Not only is the "narrow victory" phrasing a media headline that discredits Hillary's win, it is an effective campaign tool that attempts to erode the meaning of her victory. This slogan ignores the glaring fact that Sen. Obama's campaign would like you not see: Even when she's behind, Sen. Clinton continues to win states and garner supporters and she has done so three different times now (coming from behind to win New Hampshire, Pennsylvania and Indiana). Whether it was a difference of only 14,195 votes or seven a win is a win. Someone prospered.
(continued) As some in the Democratic party press Sen. Clinton to drop from the race, I am even more inspired by her tenacity to keep running. I am uncertain as to what qualities one reveres in his or her respective Congressional representatives, but I personally cast my votes for one who doesn't give up.

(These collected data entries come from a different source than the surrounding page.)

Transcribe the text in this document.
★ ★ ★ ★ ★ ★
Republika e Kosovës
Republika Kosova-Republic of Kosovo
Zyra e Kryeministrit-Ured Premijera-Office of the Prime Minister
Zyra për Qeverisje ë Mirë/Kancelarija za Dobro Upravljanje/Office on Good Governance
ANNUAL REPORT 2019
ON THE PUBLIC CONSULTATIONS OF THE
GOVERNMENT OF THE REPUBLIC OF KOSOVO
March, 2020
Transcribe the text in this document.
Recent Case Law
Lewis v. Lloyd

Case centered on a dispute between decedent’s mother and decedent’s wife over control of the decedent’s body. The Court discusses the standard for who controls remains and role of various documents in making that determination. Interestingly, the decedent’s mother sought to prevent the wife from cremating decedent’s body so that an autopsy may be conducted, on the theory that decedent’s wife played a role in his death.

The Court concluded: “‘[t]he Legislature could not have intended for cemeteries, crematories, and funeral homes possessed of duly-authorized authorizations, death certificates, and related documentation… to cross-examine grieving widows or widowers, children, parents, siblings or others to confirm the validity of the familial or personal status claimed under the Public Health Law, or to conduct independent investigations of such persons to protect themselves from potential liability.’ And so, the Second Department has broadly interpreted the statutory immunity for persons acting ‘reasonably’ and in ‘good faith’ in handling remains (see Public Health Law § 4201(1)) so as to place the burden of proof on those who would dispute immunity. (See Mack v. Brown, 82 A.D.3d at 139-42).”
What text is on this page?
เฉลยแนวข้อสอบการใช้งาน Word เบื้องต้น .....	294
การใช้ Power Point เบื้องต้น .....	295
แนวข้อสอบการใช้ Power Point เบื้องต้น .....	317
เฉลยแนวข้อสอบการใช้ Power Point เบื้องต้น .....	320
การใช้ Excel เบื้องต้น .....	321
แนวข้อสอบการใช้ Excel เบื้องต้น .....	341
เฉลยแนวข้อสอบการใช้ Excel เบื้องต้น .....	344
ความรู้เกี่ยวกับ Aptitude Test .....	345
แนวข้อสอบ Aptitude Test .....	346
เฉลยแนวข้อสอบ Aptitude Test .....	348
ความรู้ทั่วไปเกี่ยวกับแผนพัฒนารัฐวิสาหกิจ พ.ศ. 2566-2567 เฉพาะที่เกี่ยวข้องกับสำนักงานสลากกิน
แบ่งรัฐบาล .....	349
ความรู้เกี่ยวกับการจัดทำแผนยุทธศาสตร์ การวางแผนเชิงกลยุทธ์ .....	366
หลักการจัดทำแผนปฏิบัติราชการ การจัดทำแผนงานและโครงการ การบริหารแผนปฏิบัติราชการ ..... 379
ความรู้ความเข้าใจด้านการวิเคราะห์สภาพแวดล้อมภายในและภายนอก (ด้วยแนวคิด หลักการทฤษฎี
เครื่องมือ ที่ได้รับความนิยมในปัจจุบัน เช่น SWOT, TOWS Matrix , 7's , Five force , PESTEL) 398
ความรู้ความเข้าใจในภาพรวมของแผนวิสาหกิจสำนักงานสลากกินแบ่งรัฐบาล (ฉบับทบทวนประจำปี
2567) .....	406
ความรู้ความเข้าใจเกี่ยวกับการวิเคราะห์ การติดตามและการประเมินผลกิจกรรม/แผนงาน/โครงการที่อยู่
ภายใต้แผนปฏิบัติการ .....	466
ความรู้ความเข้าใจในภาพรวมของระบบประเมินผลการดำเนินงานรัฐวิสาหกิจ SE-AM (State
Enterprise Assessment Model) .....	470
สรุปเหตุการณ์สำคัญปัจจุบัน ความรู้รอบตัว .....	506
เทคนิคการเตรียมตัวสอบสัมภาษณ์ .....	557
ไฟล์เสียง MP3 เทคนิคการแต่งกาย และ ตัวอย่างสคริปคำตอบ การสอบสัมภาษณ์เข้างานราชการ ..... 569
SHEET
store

In the eight years of Republican rule of the presidency, six of those years have seen Republicans with a clear majority in the House and Senate, until a decisive midterm election ended that reign in 2006. In that time, Democrats didn't give up in the face of a Republican majority, they fought on. Their hard work was rewarded with their victory in the midterm election due to their diligent spirit and commitment to the Democratic values, which they knew resonated with the general public. Sen. Hillary Clinton, who was present during that Republican-dominated regime in Congress, operates on much the same principle.
If we are to, generously, take her wins in Florida and Michigan, we can understand the senator's rationale: She overwhelmingly won two states (or, more pointedly, the majority of 2 million voters), and is actually a popular candidate; though, even discounting Florida and Michigan, she is still running an effective campaign. What with her wins in Pennsylvania and Indiana, and the primary's system of proportionally awarding delegates, she still gains even when she loses. And with 1,686 delegates, representing millions of voters, she is clearly supported by someone. This reporter included.
The problem here is that many are applying to the primary system the rules of a zero-sum, majoritarian system. Here, the winner does not take all. In fact, had that system been applied, it is quite possible that Sen. Obama would not only be the underdog, he possibly would have been eliminated by her wins in delegate-heavy states, such as California, New Jersey, New York, Texas and Pennsylvania.
In the end, we are left with these facts: neither Sen. Obama nor Sen. Clinton will capture the necessary amount of votes to win the nomination by pledged delegates; barring a bow-out by either of the candidate, this contest will go to the convention; and the superdelegates get the final say.
This is not an inconceivable measure, as the system allows for just such an occasion; they are following a pre-determined route. Those who take issue with the "drawn-out" process should not fault the candidates, but the Democratic National Committee. Those who call for Hillary's departure should refer to her numbers, which still prove her to be a viable candidate and (most importantly!) one who hasn't lost this race.